In our everyday lives, we are constantly interpreting, evaluating and constructing meaning out of information that is expressed or presented to us through a variety of media. Within the context of learning, it is critical that young children are equipped with the appropriate knowledge and skills that will enable them to exercise these abilities throughout their schooling years and beyond.
Literacy thus embraces a range of cognitive and physical capabilities that are intrinsically linked to language and provide individuals with the opportunity to ‘function smoothly’ (Freebody, 2012, p.4) in complex settings. What Freebody highlights here is the ability of individuals to perform and understand reading and writing related tasks with greater precision, fluidity and confidence. Nevertheless, in recent years the challenge to define literacy emerges from the idea that its meaning continues to change with the times. Therefore, literacy in a sense is not restricted to a specific skill but pervades many learning areas (National Curriculum, 2009, as cited in NSW Department of Education and Training Learning and Development, p.12) whilst extending to include the manner in which individuals articulate and project their ideas, emotions and perceptions.

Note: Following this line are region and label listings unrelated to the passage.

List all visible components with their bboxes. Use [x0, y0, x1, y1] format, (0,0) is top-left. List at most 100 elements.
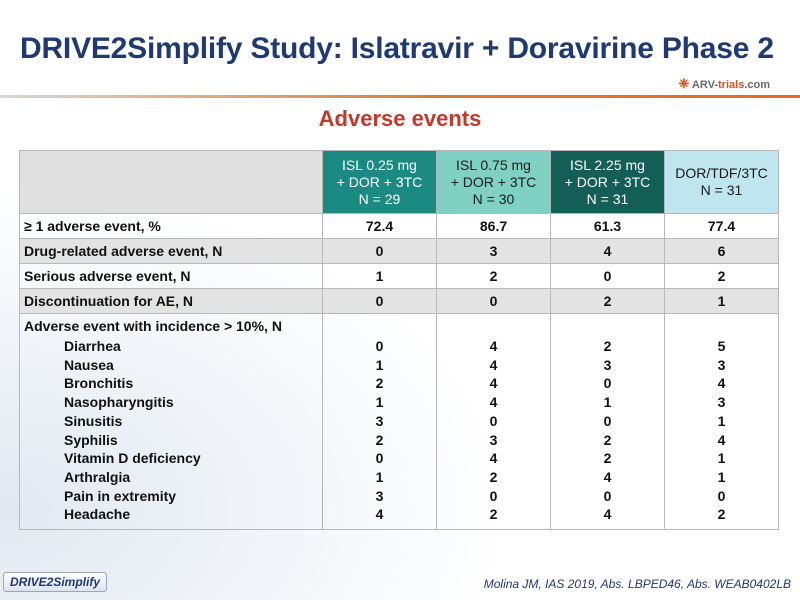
table-cell: 6 [664, 238, 779, 264]
table-cell: 0 [550, 263, 665, 289]
table-cell: 4 [489, 338, 498, 354]
logo-prefix: ARV- [691, 79, 719, 91]
table-cell: 4 [603, 506, 612, 523]
column-header-line: DOR/TDF/3TC [675, 165, 768, 181]
table-cell: 0 [717, 487, 726, 504]
event-name: Nausea [64, 356, 114, 373]
table-cell: 3 [603, 356, 612, 373]
column-header-line: ISL 2.25 mg [570, 156, 645, 173]
column-header-line: ISL 0.75 mg [456, 156, 531, 173]
table-cell: 1 [375, 468, 384, 485]
event-name: Nasopharyngitis [64, 394, 174, 411]
slide-title: DRIVE2Simplify Study: Islatravir + Dorav… [20, 32, 774, 65]
table-cell: 2 [603, 338, 612, 354]
column-header-line: N = 31 [586, 190, 629, 207]
table-row: Drug-related adverse event, N 0 3 4 6 [19, 238, 779, 264]
table-cell: 4 [717, 375, 726, 392]
table-cell: 4 [603, 468, 612, 485]
column-header-line: ISL 0.25 mg [342, 156, 417, 173]
incidence-row: Adverse event with incidence > 10%, N Di… [19, 313, 779, 530]
column-header-line: + DOR + 3TC [336, 173, 423, 190]
incidence-column-isl-2-25: 2 3 0 1 0 2 2 4 0 4 [550, 313, 665, 530]
table-cell: 2 [603, 450, 612, 467]
title-divider [0, 95, 800, 98]
table-row: ≥ 1 adverse event, % 72.4 86.7 61.3 77.4 [19, 213, 779, 239]
header-corner-cell [19, 150, 323, 214]
table-header-row: ISL 0.25 mg + DOR + 3TC N = 29 ISL 0.75 … [19, 150, 779, 214]
table-cell: 2 [717, 506, 726, 523]
table-cell: 0 [375, 450, 384, 467]
table-cell: 0 [603, 375, 612, 392]
column-header-line: + DOR + 3TC [450, 173, 537, 190]
table-cell: 4 [489, 356, 498, 373]
table-cell: 1 [717, 468, 726, 485]
row-label: Serious adverse event, N [19, 263, 323, 289]
table-cell: 4 [489, 375, 498, 392]
table-cell: 3 [375, 412, 384, 429]
table-cell: 0 [322, 288, 437, 314]
table-cell: 5 [717, 338, 726, 354]
table-cell: 86.7 [436, 213, 551, 239]
table-cell: 0 [489, 487, 498, 504]
table-cell: 4 [489, 394, 498, 411]
table-cell: 4 [550, 238, 665, 264]
table-cell: 61.3 [550, 213, 665, 239]
table-cell: 0 [603, 412, 612, 429]
table-cell: 2 [603, 431, 612, 448]
table-cell: 0 [322, 238, 437, 264]
event-name: Syphilis [64, 431, 118, 448]
table-cell: 3 [717, 394, 726, 411]
table-cell: 4 [717, 431, 726, 448]
column-header-line: N = 30 [472, 190, 515, 207]
table-cell: 3 [436, 238, 551, 264]
event-name: Headache [64, 506, 131, 523]
incidence-label-cell: Adverse event with incidence > 10%, N Di… [19, 313, 323, 530]
row-label: Discontinuation for AE, N [19, 288, 323, 314]
column-header-isl-0-25: ISL 0.25 mg + DOR + 3TC N = 29 [322, 150, 437, 214]
table-cell: 0 [489, 412, 498, 429]
row-label: ≥ 1 adverse event, % [19, 213, 323, 239]
column-header-isl-2-25: ISL 2.25 mg + DOR + 3TC N = 31 [550, 150, 665, 214]
table-row: Serious adverse event, N 1 2 0 2 [19, 263, 779, 289]
table-cell: 4 [489, 450, 498, 467]
table-cell: 2 [436, 263, 551, 289]
table-cell: 2 [664, 263, 779, 289]
incidence-column-isl-0-25: 0 1 2 1 3 2 0 1 3 4 [322, 313, 437, 530]
table-row: Discontinuation for AE, N 0 0 2 1 [19, 288, 779, 314]
table-cell: 3 [489, 431, 498, 448]
table-cell: 0 [375, 338, 384, 354]
incidence-column-dor-tdf-3tc: 5 3 4 3 1 4 1 1 0 2 [664, 313, 779, 530]
column-header-isl-0-75: ISL 0.75 mg + DOR + 3TC N = 30 [436, 150, 551, 214]
table-cell: 2 [489, 468, 498, 485]
table-cell: 77.4 [664, 213, 779, 239]
event-name: Sinusitis [64, 412, 123, 429]
row-label: Adverse event with incidence > 10%, N [24, 318, 282, 334]
table-cell: 2 [375, 431, 384, 448]
event-name: Diarrhea [64, 338, 121, 354]
table-cell: 1 [322, 263, 437, 289]
table-cell: 0 [436, 288, 551, 314]
column-header-line: + DOR + 3TC [564, 173, 651, 190]
incidence-column-isl-0-75: 4 4 4 4 0 3 4 2 0 2 [436, 313, 551, 530]
event-name: Pain in extremity [64, 487, 177, 504]
table-cell: 2 [550, 288, 665, 314]
table-cell: 2 [375, 375, 384, 392]
column-header-dor-tdf-3tc: DOR/TDF/3TC N = 31 [664, 150, 779, 214]
citation: Molina JM, IAS 2019, Abs. LBPED46, Abs. … [483, 577, 791, 591]
table-cell: 72.4 [322, 213, 437, 239]
logo-accent: trials [718, 79, 745, 91]
table-cell: 1 [664, 288, 779, 314]
column-header-line: N = 29 [358, 190, 401, 207]
table-cell: 4 [375, 506, 384, 523]
logo-suffix: .com [744, 79, 770, 91]
adverse-events-table: ISL 0.25 mg + DOR + 3TC N = 29 ISL 0.75 … [19, 150, 779, 530]
row-label: Drug-related adverse event, N [19, 238, 323, 264]
logo-icon: ❈ [678, 76, 690, 91]
table-cell: 2 [489, 506, 498, 523]
arv-trials-logo: ❈ ARV-trials.com [678, 76, 770, 92]
table-cell: 1 [603, 394, 612, 411]
column-header-line: N = 31 [700, 182, 743, 198]
table-cell: 1 [375, 356, 384, 373]
table-cell: 1 [717, 412, 726, 429]
table-cell: 3 [717, 356, 726, 373]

While it is important for children to be literate, literacy skills on their own are inadequate to guarantee success within and away from the classroom environment (Barton, 2007, as cited in Freebody, 2012, p.4). In addition to literacy skills, particular behaviours and dispositions may motivate and drive students to apply their knowledge of language to broader situations (Australian Curriculum, Assessment and Reporting Authority, 2013, p.1). Such situations may encompass children learning to work independently or interacting with others co-operatively.